Skandal atau Kesalahan? Dewi Soekarno Didenda Rp3,03 Miliar oleh Jepang

Pengadilan Buruh Jepang menjatuhkan sanksi denda kepada Naoko Nemoto, yang lebih dikenal sebagai Dewi Soekarno, istri Presiden pertama Republik Indonesia, Soekarno. Ia diwajibkan membayar total 29 juta yen atau setara Rp3,03 miliar setelah dinyatakan bersalah dalam kasus pemutusan hubungan kerja (PHK) dua karyawannya yang dianggap tidak sah.

Kasus ini bermula pada tahun 2021, ketika dua karyawan Dewi Soekarno menolak bekerja dari kantor dengan alasan khawatir terpapar Covid-19. Penolakan itu terjadi setelah Dewi kembali dari Indonesia. Namun, sikap kedua karyawan ini memicu kemarahan Dewi, yang merasa diperlakukan seperti “kuman” meskipun ia telah dinyatakan negatif Covid-19.

“Saya marah kepada kalian yang memperlakukan saya seolah-olah saya ini pembawa virus, padahal hasil tes saya negatif. Anda menderita coronafobia! Saya tidak akan datang ke kantor lagi karena saya tidak bisa bekerja dengan kalian,” ujar Dewi seperti dilansir Friday Digital, Minggu (19/1).

Akibat insiden tersebut, Dewi memutuskan untuk memecat kedua karyawannya. Namun, pada Maret 2022, kedua pekerja itu menggugat Dewi di Pengadilan Buruh Jepang. Mereka menuntut pengakuan bahwa pemecatan tersebut tidak sah dan meminta gaji serta kompensasi lain yang belum dibayarkan.

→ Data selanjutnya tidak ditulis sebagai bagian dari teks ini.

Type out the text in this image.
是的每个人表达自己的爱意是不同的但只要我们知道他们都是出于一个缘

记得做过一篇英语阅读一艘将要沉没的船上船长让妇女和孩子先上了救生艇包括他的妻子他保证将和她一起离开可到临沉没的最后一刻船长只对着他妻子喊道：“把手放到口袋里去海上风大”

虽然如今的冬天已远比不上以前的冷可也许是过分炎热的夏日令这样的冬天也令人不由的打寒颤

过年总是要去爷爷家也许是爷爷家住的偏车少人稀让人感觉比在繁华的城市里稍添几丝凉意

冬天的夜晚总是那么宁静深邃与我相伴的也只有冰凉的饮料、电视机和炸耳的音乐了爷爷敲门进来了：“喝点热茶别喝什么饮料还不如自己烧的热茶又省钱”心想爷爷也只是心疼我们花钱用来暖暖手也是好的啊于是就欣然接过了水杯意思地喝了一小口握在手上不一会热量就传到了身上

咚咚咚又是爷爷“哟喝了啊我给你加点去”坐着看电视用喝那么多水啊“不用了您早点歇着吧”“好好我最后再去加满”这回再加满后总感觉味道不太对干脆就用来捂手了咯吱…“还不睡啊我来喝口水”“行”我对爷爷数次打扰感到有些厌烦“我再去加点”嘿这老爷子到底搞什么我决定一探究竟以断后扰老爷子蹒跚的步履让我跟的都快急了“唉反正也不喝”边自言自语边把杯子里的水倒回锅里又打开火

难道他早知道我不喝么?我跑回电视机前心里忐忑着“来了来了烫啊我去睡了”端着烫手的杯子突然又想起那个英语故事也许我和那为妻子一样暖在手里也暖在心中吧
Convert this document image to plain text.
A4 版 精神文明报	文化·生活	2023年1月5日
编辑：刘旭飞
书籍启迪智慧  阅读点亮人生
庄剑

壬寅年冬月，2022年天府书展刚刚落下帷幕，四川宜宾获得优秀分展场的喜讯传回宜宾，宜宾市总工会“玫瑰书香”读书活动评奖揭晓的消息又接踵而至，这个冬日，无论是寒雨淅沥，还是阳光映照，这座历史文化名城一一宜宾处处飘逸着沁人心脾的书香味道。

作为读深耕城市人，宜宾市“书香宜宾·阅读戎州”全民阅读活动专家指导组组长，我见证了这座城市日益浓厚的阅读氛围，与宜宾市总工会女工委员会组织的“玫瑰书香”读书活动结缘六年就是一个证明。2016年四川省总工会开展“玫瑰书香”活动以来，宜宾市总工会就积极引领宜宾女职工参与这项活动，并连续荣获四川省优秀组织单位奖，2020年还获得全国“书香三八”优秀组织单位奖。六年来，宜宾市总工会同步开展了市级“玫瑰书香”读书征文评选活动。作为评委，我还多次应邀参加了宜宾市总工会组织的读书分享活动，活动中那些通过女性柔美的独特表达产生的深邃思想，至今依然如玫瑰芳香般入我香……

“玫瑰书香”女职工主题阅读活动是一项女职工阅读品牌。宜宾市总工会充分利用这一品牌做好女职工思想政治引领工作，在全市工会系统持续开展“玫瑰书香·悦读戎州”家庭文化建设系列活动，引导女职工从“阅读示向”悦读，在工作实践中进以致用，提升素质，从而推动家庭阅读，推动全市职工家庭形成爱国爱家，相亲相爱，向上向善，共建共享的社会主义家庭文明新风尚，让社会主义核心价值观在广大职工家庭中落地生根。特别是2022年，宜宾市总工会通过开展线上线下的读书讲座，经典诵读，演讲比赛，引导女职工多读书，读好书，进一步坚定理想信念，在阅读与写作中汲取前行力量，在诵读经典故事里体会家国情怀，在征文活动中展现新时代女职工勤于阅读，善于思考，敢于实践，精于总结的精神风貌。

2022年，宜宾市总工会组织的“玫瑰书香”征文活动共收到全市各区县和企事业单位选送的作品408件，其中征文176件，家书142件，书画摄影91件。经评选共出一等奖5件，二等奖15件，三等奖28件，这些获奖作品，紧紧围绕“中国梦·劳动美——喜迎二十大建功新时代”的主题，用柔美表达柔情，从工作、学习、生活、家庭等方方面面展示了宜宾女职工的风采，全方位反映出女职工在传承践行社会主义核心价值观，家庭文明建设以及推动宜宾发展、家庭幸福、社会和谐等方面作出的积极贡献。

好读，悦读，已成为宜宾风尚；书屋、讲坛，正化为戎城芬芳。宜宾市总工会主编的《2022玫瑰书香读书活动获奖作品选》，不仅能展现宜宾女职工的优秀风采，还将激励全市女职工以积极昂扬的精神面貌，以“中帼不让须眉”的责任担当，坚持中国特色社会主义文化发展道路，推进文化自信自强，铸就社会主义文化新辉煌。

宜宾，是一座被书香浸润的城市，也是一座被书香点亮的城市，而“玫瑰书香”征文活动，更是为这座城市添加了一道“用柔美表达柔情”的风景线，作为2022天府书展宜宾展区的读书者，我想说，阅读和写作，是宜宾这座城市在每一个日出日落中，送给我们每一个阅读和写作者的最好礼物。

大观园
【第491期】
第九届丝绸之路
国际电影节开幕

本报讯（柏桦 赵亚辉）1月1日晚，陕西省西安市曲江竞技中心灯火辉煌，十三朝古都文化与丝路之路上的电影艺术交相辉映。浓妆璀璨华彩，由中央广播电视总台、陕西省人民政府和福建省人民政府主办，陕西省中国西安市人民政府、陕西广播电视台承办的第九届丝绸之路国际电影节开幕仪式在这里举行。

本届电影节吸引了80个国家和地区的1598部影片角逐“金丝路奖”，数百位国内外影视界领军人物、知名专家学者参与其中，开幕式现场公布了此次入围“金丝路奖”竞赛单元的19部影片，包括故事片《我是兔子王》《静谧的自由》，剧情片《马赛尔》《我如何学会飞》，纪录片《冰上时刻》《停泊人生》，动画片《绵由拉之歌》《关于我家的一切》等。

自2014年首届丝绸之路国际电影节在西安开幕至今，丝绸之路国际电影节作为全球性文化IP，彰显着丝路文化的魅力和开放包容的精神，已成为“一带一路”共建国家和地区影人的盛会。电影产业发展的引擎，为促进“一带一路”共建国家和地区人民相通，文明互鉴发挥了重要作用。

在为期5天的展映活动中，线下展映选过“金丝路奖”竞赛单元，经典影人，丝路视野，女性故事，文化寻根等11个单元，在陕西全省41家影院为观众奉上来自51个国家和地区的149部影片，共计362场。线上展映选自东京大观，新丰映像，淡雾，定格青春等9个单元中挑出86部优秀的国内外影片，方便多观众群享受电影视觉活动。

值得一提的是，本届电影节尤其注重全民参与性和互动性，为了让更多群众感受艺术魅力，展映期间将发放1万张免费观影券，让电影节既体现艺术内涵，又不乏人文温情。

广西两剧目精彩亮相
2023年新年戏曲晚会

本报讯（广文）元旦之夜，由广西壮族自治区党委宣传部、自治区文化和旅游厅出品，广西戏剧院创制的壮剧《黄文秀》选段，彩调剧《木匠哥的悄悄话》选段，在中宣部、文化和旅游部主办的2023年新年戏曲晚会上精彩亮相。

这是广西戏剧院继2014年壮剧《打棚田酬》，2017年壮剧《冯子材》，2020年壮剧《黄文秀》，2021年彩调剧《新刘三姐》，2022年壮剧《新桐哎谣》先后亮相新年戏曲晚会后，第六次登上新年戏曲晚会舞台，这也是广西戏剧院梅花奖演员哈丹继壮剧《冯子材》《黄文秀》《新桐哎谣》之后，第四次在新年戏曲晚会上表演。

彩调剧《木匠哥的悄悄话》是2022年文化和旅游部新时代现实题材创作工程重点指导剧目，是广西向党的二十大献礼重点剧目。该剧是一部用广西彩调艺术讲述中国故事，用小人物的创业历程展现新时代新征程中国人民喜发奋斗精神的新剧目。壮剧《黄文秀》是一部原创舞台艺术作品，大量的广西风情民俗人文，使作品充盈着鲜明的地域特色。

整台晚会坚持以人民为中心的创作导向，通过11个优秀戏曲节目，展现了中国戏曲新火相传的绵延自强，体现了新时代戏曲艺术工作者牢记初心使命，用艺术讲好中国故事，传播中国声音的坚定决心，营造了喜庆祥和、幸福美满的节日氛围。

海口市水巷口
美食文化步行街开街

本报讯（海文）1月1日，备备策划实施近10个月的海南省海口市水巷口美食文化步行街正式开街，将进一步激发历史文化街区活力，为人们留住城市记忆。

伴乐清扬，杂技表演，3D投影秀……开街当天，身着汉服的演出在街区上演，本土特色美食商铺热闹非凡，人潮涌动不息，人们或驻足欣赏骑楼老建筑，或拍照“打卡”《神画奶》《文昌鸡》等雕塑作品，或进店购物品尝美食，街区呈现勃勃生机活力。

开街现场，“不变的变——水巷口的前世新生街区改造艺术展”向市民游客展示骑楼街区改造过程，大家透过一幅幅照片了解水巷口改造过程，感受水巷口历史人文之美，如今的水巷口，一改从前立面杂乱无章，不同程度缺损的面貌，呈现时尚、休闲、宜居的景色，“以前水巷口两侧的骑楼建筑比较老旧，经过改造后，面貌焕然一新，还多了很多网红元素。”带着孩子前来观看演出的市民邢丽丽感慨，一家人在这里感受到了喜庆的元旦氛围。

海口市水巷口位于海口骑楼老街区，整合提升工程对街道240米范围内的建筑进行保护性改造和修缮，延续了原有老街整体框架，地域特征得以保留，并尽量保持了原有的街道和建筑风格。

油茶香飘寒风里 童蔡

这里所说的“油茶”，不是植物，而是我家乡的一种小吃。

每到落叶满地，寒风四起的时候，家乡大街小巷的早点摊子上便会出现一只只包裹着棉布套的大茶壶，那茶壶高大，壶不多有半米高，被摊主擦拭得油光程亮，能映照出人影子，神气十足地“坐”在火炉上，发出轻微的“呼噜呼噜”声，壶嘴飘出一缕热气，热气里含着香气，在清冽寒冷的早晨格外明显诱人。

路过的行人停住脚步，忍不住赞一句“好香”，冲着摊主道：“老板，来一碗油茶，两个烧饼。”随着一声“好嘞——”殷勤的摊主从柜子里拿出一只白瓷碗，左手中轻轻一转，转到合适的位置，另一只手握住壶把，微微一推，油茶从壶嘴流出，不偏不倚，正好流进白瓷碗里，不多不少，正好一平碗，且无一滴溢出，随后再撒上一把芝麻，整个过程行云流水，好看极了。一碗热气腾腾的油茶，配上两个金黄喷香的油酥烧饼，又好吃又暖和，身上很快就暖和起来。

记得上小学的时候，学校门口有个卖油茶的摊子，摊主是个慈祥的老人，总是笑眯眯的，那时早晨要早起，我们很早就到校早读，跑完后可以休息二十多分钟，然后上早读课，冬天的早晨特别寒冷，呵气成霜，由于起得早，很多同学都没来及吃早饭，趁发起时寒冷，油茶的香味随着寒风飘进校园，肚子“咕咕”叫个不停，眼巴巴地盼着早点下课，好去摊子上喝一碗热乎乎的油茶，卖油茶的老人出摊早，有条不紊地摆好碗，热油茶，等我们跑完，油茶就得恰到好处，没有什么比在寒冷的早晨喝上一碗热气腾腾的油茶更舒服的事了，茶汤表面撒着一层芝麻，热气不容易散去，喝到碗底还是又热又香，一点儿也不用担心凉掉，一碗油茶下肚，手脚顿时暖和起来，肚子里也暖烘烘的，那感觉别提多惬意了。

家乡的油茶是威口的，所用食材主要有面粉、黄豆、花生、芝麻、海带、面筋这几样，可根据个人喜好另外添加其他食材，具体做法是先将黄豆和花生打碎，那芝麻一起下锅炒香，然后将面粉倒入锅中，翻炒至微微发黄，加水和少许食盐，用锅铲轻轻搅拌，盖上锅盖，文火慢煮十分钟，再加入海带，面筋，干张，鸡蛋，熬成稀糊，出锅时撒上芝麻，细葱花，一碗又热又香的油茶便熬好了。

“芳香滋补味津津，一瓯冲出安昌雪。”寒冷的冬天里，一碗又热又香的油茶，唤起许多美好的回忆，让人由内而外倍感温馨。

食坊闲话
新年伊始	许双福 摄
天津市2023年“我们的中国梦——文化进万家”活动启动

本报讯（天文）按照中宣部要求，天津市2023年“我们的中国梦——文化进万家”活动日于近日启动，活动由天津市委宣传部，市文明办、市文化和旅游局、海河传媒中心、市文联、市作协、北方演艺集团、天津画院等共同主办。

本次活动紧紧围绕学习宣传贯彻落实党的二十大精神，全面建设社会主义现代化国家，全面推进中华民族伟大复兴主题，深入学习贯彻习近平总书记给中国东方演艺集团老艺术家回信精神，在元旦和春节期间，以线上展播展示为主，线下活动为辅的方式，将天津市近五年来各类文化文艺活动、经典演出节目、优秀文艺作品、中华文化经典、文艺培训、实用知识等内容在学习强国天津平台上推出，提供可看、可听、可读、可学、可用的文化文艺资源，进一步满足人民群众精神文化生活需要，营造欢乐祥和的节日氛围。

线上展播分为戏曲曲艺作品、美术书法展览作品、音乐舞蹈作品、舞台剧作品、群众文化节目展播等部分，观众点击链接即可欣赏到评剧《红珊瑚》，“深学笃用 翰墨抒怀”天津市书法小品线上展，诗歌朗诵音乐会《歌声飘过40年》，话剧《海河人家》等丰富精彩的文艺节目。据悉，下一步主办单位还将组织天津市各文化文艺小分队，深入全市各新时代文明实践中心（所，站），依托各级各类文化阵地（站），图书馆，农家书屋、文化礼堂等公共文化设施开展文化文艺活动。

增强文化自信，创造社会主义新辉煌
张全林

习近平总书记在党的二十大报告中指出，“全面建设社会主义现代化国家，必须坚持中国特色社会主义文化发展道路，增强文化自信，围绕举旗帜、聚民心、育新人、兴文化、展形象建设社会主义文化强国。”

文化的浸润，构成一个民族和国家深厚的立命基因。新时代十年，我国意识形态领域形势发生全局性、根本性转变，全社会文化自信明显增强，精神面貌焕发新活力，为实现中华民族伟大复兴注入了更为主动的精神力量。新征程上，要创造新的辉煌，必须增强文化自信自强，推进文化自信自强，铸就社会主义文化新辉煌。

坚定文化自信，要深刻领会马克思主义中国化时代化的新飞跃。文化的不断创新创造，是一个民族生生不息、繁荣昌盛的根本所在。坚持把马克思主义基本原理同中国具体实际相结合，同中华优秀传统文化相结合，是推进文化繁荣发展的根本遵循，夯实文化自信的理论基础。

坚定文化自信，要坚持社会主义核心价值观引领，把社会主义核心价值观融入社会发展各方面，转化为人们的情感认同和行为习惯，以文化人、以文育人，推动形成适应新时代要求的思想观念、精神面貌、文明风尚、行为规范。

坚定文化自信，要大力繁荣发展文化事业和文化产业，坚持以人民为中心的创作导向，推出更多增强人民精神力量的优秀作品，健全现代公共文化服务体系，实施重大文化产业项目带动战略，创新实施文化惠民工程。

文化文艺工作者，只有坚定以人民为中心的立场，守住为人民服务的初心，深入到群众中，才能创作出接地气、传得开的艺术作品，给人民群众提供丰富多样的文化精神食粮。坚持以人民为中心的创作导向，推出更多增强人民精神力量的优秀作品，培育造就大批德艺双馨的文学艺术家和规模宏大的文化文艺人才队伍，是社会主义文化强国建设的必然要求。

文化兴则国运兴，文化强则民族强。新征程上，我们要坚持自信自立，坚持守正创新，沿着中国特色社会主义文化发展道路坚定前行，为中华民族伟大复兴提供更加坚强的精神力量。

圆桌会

Pada Agustus 2022, pengadilan memutuskan bahwa PHK tersebut ilegal dan hubungan kerja harus tetap dilanjutkan. Selain itu, Dewi diwajibkan membayar biaya penyelesaian gabungan sebesar 6 juta yen. Namun, Dewi tidak menerima keputusan tersebut dan melanjutkan proses hukum hingga akhirnya pengadilan mengeluarkan putusan akhir.

Dalam putusan terbaru, Pengadilan Buruh Jepang menyatakan bahwa Dewi harus membayar gaji kedua karyawan dari 2021 hingga 2024, termasuk biaya lembur yang belum dibayarkan, dengan total mencapai 29 juta yen.

Kasus ini menjadi sorotan karena melibatkan nama besar Dewi Soekarno, yang sebelumnya dikenal luas sebagai figur publik di Jepang dan Indonesia. Putusan tersebut sekaligus menjadi pengingat pentingnya menghormati hak-hak pekerja di tengah situasi sulit, termasuk pandemi.